The plot, such as it is, involves attempts to retrieve crucial technology from the moon crash site, with which Decepticon leader Megatron hopes to build a huge teleportation device for use in enslaving mankind. This paper-thin story for some reason takes two and a half hours to tell. The first half of the film is aggressively irritating, the second is eye-rollingly ham-fisted and obvious. Character scenes in the first half are angular, jagged and ugly in construction, cutting across the narrative intrusively and with all the grace of freight trains blundering in perpendicular courses across five-lane interstates. Angles, performances, scripting and editing conspire to indicate that each and every speaking individual is insane, and that the order to roll camera was consistently preceeded by an order for everyone present, actors and crew alike, to roll naked in huge mounds of cocaine.
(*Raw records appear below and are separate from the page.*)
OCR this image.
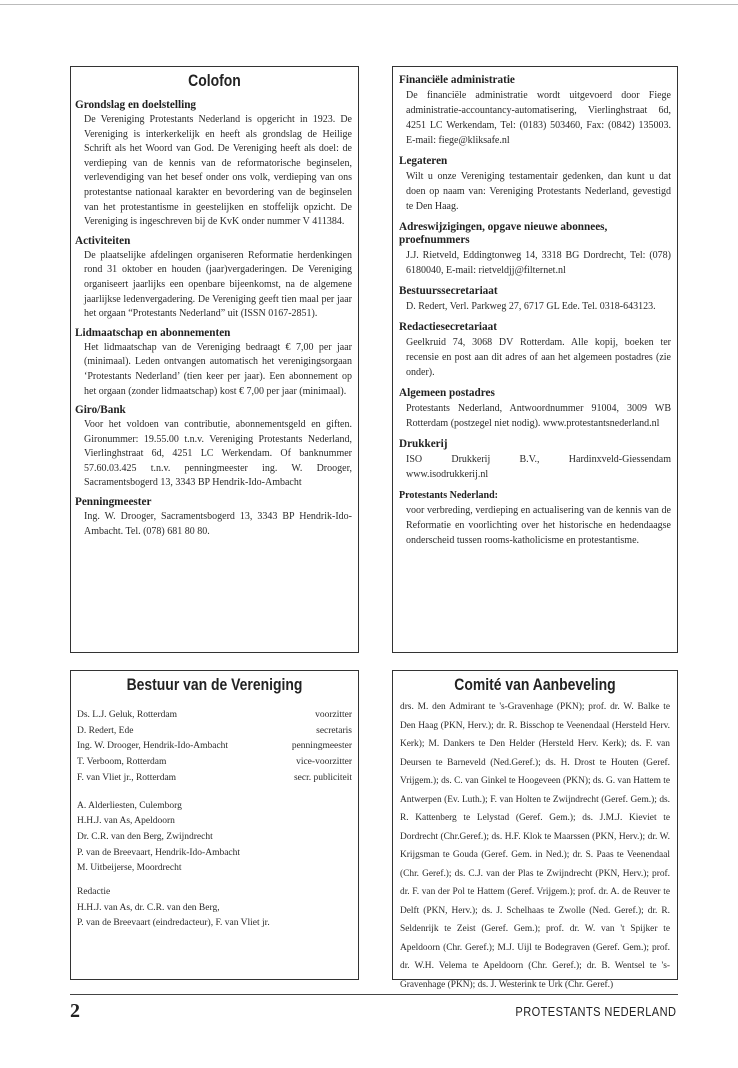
Colofon
Grondslag en doelstelling

De Vereniging Protestants Nederland is opgericht in 1923. De Vereniging is interkerkelijk en heeft als grondslag de Heilige Schrift als het Woord van God. De Vereniging heeft als doel: de verdieping van de kennis van de reformatorische beginselen, verlevendiging van het besef onder ons volk, verdieping van ons protestantse nationaal karakter en bevordering van de beginselen van het protestantisme in geestelijken en stoffelijk opzicht. De Vereniging is ingeschreven bij de KvK onder nummer V 411384.

Activiteiten

De plaatselijke afdelingen organiseren Reformatie herdenkingen rond 31 oktober en houden (jaar)vergaderingen. De Vereniging organiseert jaarlijks een openbare bijeenkomst, na de algemene jaarlijkse ledenvergadering. De Vereniging geeft tien maal per jaar het orgaan “Protestants Nederland” uit (ISSN 0167-2851).

Lidmaatschap en abonnementen

Het lidmaatschap van de Vereniging bedraagt € 7,00 per jaar (minimaal). Leden ontvangen automatisch het verenigingsorgaan ‘Protestants Nederland’ (tien keer per jaar). Een abonnement op het orgaan (zonder lidmaatschap) kost € 7,00 per jaar (minimaal).

Giro/Bank

Voor het voldoen van contributie, abonnementsgeld en giften. Gironummer: 19.55.00 t.n.v. Vereniging Protestants Nederland, Vierlinghstraat 6d, 4251 LC Werkendam. Of banknummer 57.60.03.425 t.n.v. penningmeester ing. W. Drooger, Sacramentsbogerd 13, 3343 BP Hendrik-Ido-Ambacht

Penningmeester

Ing. W. Drooger, Sacramentsbogerd 13, 3343 BP Hendrik-Ido-Ambacht. Tel. (078) 681 80 80.

Financiële administratie

De financiële administratie wordt uitgevoerd door Fiege administratie-accountancy-automatisering, Vierlinghstraat 6d, 4251 LC Werkendam, Tel: (0183) 503460, Fax: (0842) 135003. E-mail: fiege@kliksafe.nl

Legateren

Wilt u onze Vereniging testamentair gedenken, dan kunt u dat doen op naam van: Vereniging Protestants Nederland, gevestigd te Den Haag.

Adreswijzigingen, opgave nieuwe abonnees, proefnummers

J.J. Rietveld, Eddingtonweg 14, 3318 BG Dordrecht, Tel: (078) 6180040, E-mail: rietveldjj@filternet.nl

Bestuurssecretariaat

D. Redert, Verl. Parkweg 27, 6717 GL Ede. Tel. 0318-643123.

Redactiesecretariaat

Geelkruid 74, 3068 DV Rotterdam. Alle kopij, boeken ter recensie en post aan dit adres of aan het algemeen postadres (zie onder).

Algemeen postadres

Protestants Nederland, Antwoordnummer 91004, 3009 WB Rotterdam (postzegel niet nodig). www.protestantsnederland.nl

Drukkerij

ISO Drukkerij B.V., Hardinxveld-Giessendam www.isodrukkerij.nl

Protestants Nederland:

voor verbreding, verdieping en actualisering van de kennis van de Reformatie en voorlichting over het historische en hedendaagse onderscheid tussen rooms-katholicisme en protestantisme.

Bestuur van de Vereniging
Ds. L.J. Geluk, Rotterdam	voorzitter
D. Redert, Ede	secretaris
Ing. W. Drooger, Hendrik-Ido-Ambacht	penningmeester
T. Verboom, Rotterdam	vice-voorzitter
F. van Vliet jr., Rotterdam	secr. publiciteit
A. Alderliesten, Culemborg
H.H.J. van As, Apeldoorn
Dr. C.R. van den Berg, Zwijndrecht
P. van de Breevaart, Hendrik-Ido-Ambacht
M. Uitbeijerse, Moordrecht
Redactie
H.H.J. van As, dr. C.R. van den Berg,
P. van de Breevaart (eindredacteur), F. van Vliet jr.
Comité van Aanbeveling
drs. M. den Admirant te 's-Gravenhage (PKN); prof. dr. W. Balke te Den Haag (PKN, Herv.); dr. R. Bisschop te Veenendaal (Hersteld Herv. Kerk); M. Dankers te Den Helder (Hersteld Herv. Kerk); ds. F. van Deursen te Barneveld (Ned.Geref.); ds. H. Drost te Houten (Geref. Vrijgem.); ds. C. van Ginkel te Hoogeveen (PKN); ds. G. van Hattem te Antwerpen (Ev. Luth.); F. van Holten te Zwijndrecht (Geref. Gem.); ds. R. Kattenberg te Lelystad (Geref. Gem.); ds. J.M.J. Kieviet te Dordrecht (Chr.Geref.); ds. H.F. Klok te Maarssen (PKN, Herv.); dr. W. Krijgsman te Gouda (Geref. Gem. in Ned.); dr. S. Paas te Veenendaal (Chr. Geref.); ds. C.J. van der Plas te Zwijndrecht (PKN, Herv.); prof. dr. F. van der Pol te Hattem (Geref. Vrijgem.); prof. dr. A. de Reuver te Delft (PKN, Herv.); ds. J. Schelhaas te Zwolle (Ned. Geref.); dr. R. Seldenrijk te Zeist (Geref. Gem.); prof. dr. W. van 't Spijker te Apeldoorn (Chr. Geref.); M.J. Uijl te Bodegraven (Geref. Gem.); prof. dr. W.H. Velema te Apeldoorn (Chr. Geref.); dr. B. Wentsel te 's-Gravenhage (PKN); ds. J. Westerink te Urk (Chr. Geref.)
2	PROTESTANTS NEDERLAND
Cartoonish attempts at satire on office politics abound, which is what everyone needs and expects in a film about giant robots beating on each other. With supporting players including John Tuturro, John Malkovich, Frances McDormand and Alan Tudyk, this might be the most thoroughly wasted cast since Con Air.

The second half is basically non-stop action, proving, just in case it needed to be proved, that "non-stop action" is not by any means an automatic compliment. Bay has no instinct for when he's being cheap and clunky. One wonders if he practiced his art in years past by shooting those melodramatic military recruiting ads they used to run in front of theatrical presentations, where Marines fought CG lava monsters and the like. One gets the sense that a good half of the finale could've been assembled from bits and pieces of previous Bay efforts; does any single film need quite this many shots of helicopters backlit by the setting sun? There's almost a sense of desperation here, as the script piles on the references in an attempt to achieve geek cred by proxy, with nods to everything from Army of Darkness to Star Trek II, with Leonard Nimoy reprising his most famous line. And really, Highlander? Did they really think that they were doing themselves a great favor by adding a Highlander quote into this looming catastrophe? When not being referential, the script is full of statements like "Decepticons, defend the pillar!" (If he wasn't specific, the Autobots might defend the pillar by mistake.) At least Bay seems to have realized the value of wider angles, as it's now mildly easier to keep track of the geography as the robots flop about like overdesigned bear traps attempting to mate, though the transformations themselves are as ridiculous as ever, and the robots performing them still mostly indistinguishable from one another. More than once a battle concluded with me being totally unaware of which side had emerged the victor. At least in the cartoon, lame as it was, you could tell the bots apart at a glance.

There is one significant factor, which emerges at the end, which might motivate me to deem this the best of the series: the strong implication that there might not be another. Please, Michael Bay, don't make this another case of false hope.